La biodegradabilità è la peculiarità delle sostanze organiche di essere degradate dall’attività enzimatica dei microorganismi (batteri, alghe e funghi) in sostanze semplici quali acqua, anidride carbonica e metano.

I prodotti sintetici, come ad esempio le plastiche, si definiscono non biodegradabili perché non esistono microorganismi capaci di ridurli in sostanze elementari e quindi permangono nell’ambiente per un periodo che va dai 100 ai 600 anni, periodo durante il quale vengono frammentati in piccole particelle con conseguente rilascio di sostanze pericolose che contribuiscono all’inquinamento dell’ambiente e si introducono nella catena alimentare causando danni alla salute umana.

La necessità di porre rimedio al problema dell’inquinamento ha indotto a realizzare materiali ecosostenibili e biodegradabili, come ad esempio la bioplastica, costituiti essenzialmente da sostanze di origine vegetale che riescono in pochi mesi a decomporsi in microparticelle assorbite dal terreno.

Attualmente sono disponibili le seguenti plastiche biodegradabili:

• plastiche derivanti dall’amido, impiegate per produrre i sacchetti biodegradabili;
• plastiche derivanti dall’acido polilattico (PLA), utilizzate per produrre i contenitori alimentari;
• plastiche derivanti dal poliidrossibutirrato (PHB), adatte per l’imballaggio di prodotti sensibili all’ossigeno.

I sacchetti biodegradabili hanno sostituito quelli in polietilene e devono soddisfare le caratteristiche e i requisiti stabiliti dalla norma tecnica armonizzata UNI EN 13432:2002 “Imballaggi – Requisiti per imballaggi recuperabili mediante compostaggio e biodegradazione – Schema di prova e criteri di valutazione per l’accettazione finale degli imballaggi”, secondo cui tali sacchetti devono sgretolarsi al 90% entro tre mesi.
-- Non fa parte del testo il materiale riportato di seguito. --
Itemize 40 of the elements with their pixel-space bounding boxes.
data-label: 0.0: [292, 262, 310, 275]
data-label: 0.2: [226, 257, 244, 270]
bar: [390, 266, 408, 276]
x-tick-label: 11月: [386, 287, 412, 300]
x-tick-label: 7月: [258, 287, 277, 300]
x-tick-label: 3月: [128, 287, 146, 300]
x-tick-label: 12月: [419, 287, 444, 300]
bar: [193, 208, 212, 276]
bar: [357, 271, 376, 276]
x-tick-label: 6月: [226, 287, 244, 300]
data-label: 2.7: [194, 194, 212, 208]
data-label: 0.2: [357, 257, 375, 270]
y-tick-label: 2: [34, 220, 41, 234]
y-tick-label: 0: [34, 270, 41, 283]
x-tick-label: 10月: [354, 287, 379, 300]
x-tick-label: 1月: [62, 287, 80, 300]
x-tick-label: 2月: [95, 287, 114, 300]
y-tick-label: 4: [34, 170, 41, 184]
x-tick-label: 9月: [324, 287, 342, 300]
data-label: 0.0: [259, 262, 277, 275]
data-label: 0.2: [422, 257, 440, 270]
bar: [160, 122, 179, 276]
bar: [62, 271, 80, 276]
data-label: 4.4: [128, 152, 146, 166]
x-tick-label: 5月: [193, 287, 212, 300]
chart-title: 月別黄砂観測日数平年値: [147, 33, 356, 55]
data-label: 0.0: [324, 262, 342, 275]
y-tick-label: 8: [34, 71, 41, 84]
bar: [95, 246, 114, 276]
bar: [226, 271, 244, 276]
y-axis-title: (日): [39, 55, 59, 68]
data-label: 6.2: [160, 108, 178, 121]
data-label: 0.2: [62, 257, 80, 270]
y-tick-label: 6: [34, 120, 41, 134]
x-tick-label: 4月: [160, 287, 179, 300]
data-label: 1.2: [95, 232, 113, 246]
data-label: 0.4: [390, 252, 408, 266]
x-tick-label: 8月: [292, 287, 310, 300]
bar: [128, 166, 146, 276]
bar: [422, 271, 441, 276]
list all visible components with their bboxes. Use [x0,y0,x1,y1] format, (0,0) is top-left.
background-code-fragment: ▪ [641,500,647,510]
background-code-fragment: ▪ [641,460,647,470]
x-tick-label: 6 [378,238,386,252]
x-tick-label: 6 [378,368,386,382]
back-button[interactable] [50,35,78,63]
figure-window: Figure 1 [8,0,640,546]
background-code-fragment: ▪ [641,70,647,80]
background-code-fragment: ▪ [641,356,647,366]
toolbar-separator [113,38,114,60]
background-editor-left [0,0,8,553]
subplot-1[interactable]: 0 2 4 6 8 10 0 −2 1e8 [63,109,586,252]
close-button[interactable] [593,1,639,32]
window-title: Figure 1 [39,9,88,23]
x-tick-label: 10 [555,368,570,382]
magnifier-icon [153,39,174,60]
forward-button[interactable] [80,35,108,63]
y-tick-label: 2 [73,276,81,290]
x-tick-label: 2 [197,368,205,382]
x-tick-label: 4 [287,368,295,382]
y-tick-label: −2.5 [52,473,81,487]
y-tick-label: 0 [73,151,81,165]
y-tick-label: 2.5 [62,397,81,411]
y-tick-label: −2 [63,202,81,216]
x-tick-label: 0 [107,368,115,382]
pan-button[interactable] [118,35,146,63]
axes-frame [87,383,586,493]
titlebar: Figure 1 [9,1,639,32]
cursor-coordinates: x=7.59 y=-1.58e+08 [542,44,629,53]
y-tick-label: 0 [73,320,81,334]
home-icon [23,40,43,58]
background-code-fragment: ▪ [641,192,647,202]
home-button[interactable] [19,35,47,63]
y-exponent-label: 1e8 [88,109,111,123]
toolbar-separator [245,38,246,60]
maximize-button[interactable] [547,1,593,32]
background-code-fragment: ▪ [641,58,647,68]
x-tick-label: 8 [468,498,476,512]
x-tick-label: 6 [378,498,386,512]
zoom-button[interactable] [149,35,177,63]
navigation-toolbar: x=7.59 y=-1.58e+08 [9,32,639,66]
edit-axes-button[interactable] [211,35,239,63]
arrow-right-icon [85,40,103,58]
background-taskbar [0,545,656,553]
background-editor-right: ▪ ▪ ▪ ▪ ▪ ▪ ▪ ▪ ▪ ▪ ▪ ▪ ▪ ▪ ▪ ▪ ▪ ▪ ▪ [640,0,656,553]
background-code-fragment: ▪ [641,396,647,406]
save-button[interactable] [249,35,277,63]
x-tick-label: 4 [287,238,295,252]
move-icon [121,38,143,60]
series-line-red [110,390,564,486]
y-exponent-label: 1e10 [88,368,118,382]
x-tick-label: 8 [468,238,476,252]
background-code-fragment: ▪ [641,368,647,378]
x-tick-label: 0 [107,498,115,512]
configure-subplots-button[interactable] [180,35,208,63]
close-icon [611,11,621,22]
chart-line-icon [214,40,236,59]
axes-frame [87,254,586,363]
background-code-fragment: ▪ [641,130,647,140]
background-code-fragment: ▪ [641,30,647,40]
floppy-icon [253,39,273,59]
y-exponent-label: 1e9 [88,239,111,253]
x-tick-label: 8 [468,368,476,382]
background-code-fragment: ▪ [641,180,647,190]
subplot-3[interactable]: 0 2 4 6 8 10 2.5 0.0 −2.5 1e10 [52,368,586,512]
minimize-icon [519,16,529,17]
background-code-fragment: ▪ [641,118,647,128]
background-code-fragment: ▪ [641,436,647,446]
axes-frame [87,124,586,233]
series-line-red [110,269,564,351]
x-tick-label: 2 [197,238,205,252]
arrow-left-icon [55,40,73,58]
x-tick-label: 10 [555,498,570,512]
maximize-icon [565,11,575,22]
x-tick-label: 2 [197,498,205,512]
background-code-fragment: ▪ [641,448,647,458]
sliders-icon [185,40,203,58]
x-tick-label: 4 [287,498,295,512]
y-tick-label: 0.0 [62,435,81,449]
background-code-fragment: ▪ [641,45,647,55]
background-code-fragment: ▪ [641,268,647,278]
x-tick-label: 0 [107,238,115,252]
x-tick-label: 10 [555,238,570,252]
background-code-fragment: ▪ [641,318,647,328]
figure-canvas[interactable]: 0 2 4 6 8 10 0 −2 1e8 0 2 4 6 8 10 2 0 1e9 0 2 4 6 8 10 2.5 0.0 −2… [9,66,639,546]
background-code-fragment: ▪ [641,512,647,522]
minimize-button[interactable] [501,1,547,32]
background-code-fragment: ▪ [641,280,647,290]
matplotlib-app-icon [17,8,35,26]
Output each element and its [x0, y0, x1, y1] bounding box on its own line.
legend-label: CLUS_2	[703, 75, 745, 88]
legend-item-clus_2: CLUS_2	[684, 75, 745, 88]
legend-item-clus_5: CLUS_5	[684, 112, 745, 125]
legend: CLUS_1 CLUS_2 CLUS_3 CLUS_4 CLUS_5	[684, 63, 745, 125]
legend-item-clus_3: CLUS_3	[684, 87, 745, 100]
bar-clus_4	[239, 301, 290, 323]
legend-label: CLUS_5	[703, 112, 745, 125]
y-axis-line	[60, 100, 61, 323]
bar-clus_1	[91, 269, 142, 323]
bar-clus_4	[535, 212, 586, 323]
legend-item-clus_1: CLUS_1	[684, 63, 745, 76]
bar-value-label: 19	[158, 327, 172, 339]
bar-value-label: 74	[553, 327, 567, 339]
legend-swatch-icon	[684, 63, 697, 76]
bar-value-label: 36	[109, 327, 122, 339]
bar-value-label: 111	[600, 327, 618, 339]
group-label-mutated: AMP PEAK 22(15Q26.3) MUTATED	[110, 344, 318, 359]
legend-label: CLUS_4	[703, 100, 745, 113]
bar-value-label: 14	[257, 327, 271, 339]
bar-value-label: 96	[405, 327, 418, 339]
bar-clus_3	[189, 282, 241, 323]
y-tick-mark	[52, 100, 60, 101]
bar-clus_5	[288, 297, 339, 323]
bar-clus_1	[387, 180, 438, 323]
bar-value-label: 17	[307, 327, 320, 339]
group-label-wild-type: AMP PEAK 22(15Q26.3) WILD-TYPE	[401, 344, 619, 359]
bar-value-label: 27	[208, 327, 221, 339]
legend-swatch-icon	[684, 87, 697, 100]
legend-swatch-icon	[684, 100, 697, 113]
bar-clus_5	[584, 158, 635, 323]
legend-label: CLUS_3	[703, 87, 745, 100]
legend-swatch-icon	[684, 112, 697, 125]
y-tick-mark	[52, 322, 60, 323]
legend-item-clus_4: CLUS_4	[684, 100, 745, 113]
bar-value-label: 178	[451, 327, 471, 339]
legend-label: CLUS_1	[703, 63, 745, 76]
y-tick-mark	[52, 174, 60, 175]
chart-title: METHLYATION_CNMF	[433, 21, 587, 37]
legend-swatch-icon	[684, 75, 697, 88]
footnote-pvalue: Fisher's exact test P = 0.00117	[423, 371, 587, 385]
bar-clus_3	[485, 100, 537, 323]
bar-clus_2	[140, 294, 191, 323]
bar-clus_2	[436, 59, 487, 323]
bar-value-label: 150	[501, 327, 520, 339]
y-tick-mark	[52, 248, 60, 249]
Il 13 agosto 2017 è entrata in vigore la legge 123/2017 che ha stabilito le norme per la commercializzazione dei sacchetti in plastica biodegradabili valide sia per gli imballaggi primari, utilizzati per gli alimenti sfusi, sia per gli imballaggi terziari, utilizzati per il trasporto, i quali devono avere un contenuto minimo di materia prima rinnovabile di almeno il 40%. Tale legge ha inoltre stabilito le sanzioni amministrative pecuniarie, che vanno da 2500 a 25000 euro, per chi commercializza i sacchetti realizzati con polimeri non conformi alla suddetta norma tecnica armonizzata e vengono aumentate fino al quadruplo del massimo se la commercializzazione riguarda un considerevole quantitativo di sacchetti o un valore superiore al dieci per cento del fatturato del trasgressore.

Inoltre, i sacchetti biodegradabili conformi alla legge devono essere contrassegnati dalla dicitura “Biodegradabile e compostabile” e dal marchio di un ente certificatore.

Se da un lato le attuali norme sulla distribuzione non gratuita dei sacchetti biodegradabili sono state oggetto di polemiche, dall’altro è doveroso focalizzare l’attenzione sul concetto di sviluppo sostenibile alla base del quale vi è l’obiettivo e l’esigenza di soddisfare i bisogni delle attuali generazioni preservando l’ambiente e i diritti delle generazioni future, che vanno a tutti i costi tutelati. Ed è proprio sulla base di tali considerazioni che andrebbe pacata l’indignazione.